The peroxidase, anti-peroxidase (PAP) method of IHC staining is indirect. When initially developed, it was the first practical method of applying antibodies to paraffin-embedded tissue sections. This method has a high degree of sensitivity, specificity, and stability.
The PAP method employs an unlabeled primary antibody "bridged" to a PAP complex by a secondary antibody. The PAP complex consists of antibodies against horseradish peroxidase and horseradish peroxidase antigen. This complex must be from the same species as the primary antibody. However, the "bridging" secondary antibody is derived from a different species specific to the primary antibody.
Below is a general example of the PAP method of staining:
- Primary antibody specific for the antigen of interest is made in rabbits and reacts with the antigen.
- An excess of “bridging” secondary antibody specific for the immunoglobulin (Ig) of the primary antibody, such as goat anti-rabbit IgG, is applied so that one of the antibody-binding sites reacts with the primary antibody, and the other site remains accessible.
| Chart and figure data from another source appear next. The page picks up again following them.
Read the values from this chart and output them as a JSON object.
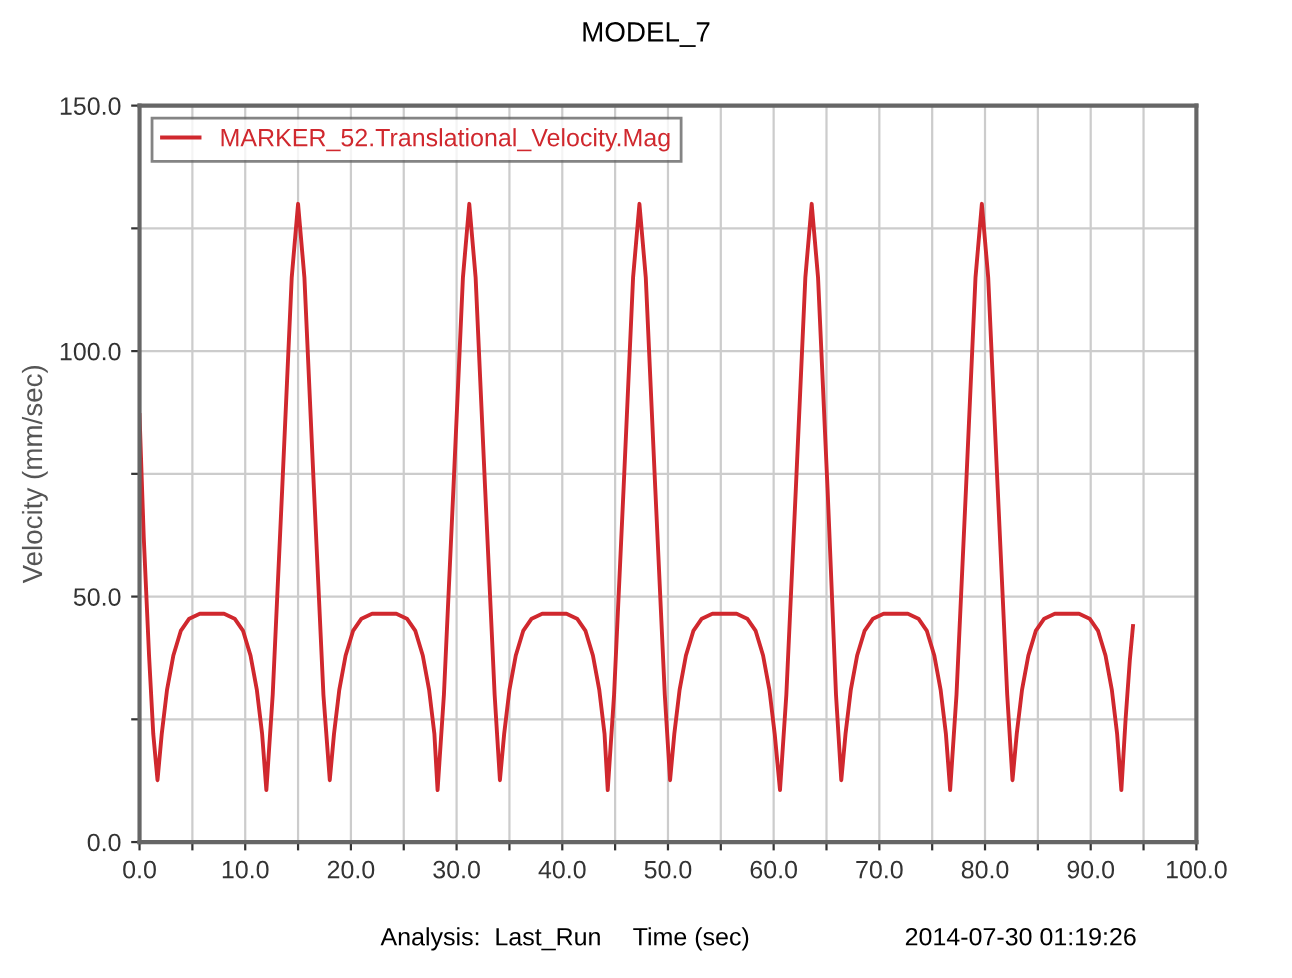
{
  "chart_data": {
    "type": "line",
    "title": "MODEL_7",
    "xlabel": "Time (sec)",
    "ylabel": "Velocity (mm/sec)",
    "annotations": [
      "Analysis:  Last_Run",
      "2014-07-30 01:19:26"
    ],
    "series": [
      {
        "name": "MARKER_52.Translational_Velocity.Mag",
        "color": "#d0282e",
        "x": [
          0,
          0.4,
          0.9,
          1.3,
          1.7,
          2.1,
          2.6,
          3.2,
          3.9,
          4.7,
          5.7,
          6.85,
          8.0,
          9.0,
          9.8,
          10.5,
          11.1,
          11.6,
          12.0,
          12.6,
          13.5,
          14.4,
          15.0,
          15.6,
          16.5,
          17.4,
          18.0,
          18.4,
          18.9,
          19.5,
          20.2,
          21.0,
          22.0,
          23.15,
          24.3,
          25.3,
          26.1,
          26.8,
          27.4,
          27.9,
          28.2,
          28.8,
          29.7,
          30.6,
          31.2,
          31.8,
          32.7,
          33.6,
          34.1,
          34.5,
          35.0,
          35.6,
          36.3,
          37.1,
          38.1,
          39.25,
          40.4,
          41.4,
          42.2,
          42.9,
          43.5,
          44.0,
          44.3,
          44.9,
          45.8,
          46.7,
          47.3,
          47.9,
          48.8,
          49.7,
          50.2,
          50.6,
          51.1,
          51.7,
          52.4,
          53.2,
          54.2,
          55.35,
          56.5,
          57.5,
          58.3,
          59.0,
          59.6,
          60.1,
          60.6,
          61.2,
          62.1,
          63.0,
          63.6,
          64.2,
          65.1,
          65.9,
          66.4,
          66.8,
          67.3,
          67.9,
          68.6,
          69.4,
          70.4,
          71.55,
          72.7,
          73.7,
          74.5,
          75.2,
          75.8,
          76.3,
          76.7,
          77.3,
          78.2,
          79.1,
          79.7,
          80.3,
          81.2,
          82.1,
          82.6,
          83.0,
          83.5,
          84.1,
          84.8,
          85.6,
          86.6,
          87.75,
          88.9,
          89.9,
          90.7,
          91.4,
          92.0,
          92.5,
          92.9,
          93.3,
          93.7,
          94.0
        ],
        "values": [
          87,
          62,
          38,
          22,
          12.6,
          22,
          31,
          38,
          43,
          45.5,
          46.5,
          46.5,
          46.5,
          45.5,
          43,
          38,
          31,
          22,
          10.6,
          30,
          72,
          115,
          130,
          115,
          72,
          30,
          12.6,
          22,
          31,
          38,
          43,
          45.5,
          46.5,
          46.5,
          46.5,
          45.5,
          43,
          38,
          31,
          22,
          10.6,
          30,
          72,
          115,
          130,
          115,
          72,
          30,
          12.6,
          22,
          31,
          38,
          43,
          45.5,
          46.5,
          46.5,
          46.5,
          45.5,
          43,
          38,
          31,
          22,
          10.6,
          30,
          72,
          115,
          130,
          115,
          72,
          30,
          12.6,
          22,
          31,
          38,
          43,
          45.5,
          46.5,
          46.5,
          46.5,
          45.5,
          43,
          38,
          31,
          22,
          10.6,
          30,
          72,
          115,
          130,
          115,
          72,
          30,
          12.6,
          22,
          31,
          38,
          43,
          45.5,
          46.5,
          46.5,
          46.5,
          45.5,
          43,
          38,
          31,
          22,
          10.6,
          30,
          72,
          115,
          130,
          115,
          72,
          30,
          12.6,
          22,
          31,
          38,
          43,
          45.5,
          46.5,
          46.5,
          46.5,
          45.5,
          43,
          38,
          31,
          22,
          10.6,
          25,
          37,
          44
        ]
      }
    ],
    "xlim": [
      0,
      100
    ],
    "ylim": [
      0,
      150
    ],
    "xticks": [
      {
        "value": 0,
        "label": "0.0"
      },
      {
        "value": 5,
        "label": null
      },
      {
        "value": 10,
        "label": "10.0"
      },
      {
        "value": 15,
        "label": null
      },
      {
        "value": 20,
        "label": "20.0"
      },
      {
        "value": 25,
        "label": null
      },
      {
        "value": 30,
        "label": "30.0"
      },
      {
        "value": 35,
        "label": null
      },
      {
        "value": 40,
        "label": "40.0"
      },
      {
        "value": 45,
        "label": null
      },
      {
        "value": 50,
        "label": "50.0"
      },
      {
        "value": 55,
        "label": null
      },
      {
        "value": 60,
        "label": "60.0"
      },
      {
        "value": 65,
        "label": null
      },
      {
        "value": 70,
        "label": "70.0"
      },
      {
        "value": 75,
        "label": null
      },
      {
        "value": 80,
        "label": "80.0"
      },
      {
        "value": 85,
        "label": null
      },
      {
        "value": 90,
        "label": "90.0"
      },
      {
        "value": 95,
        "label": null
      },
      {
        "value": 100,
        "label": "100.0"
      }
    ],
    "yticks": [
      {
        "value": 0,
        "label": "0.0"
      },
      {
        "value": 25,
        "label": null
      },
      {
        "value": 50,
        "label": "50.0"
      },
      {
        "value": 75,
        "label": null
      },
      {
        "value": 100,
        "label": "100.0"
      },
      {
        "value": 125,
        "label": null
      },
      {
        "value": 150,
        "label": "150.0"
      }
    ],
    "grid": true,
    "legend": "top left",
    "marker": "none",
    "line_style": "solid"
  }
}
- The PAP complex (a soluble complex consisting of two antibody molecules [derived from the same species as the primary antibody...rabbit in this scenario], three molecules of peroxidase, and two molecules of anti-peroxidase) binds irreversibly to the secondary antibody.
- This reaction is then visualized using hydrogen peroxide as an enzyme substrate and a chromogen such as 3,3’-diaminobenzidine tetrahydrochloride (DAB), resulting in the deposition of the visible reaction product.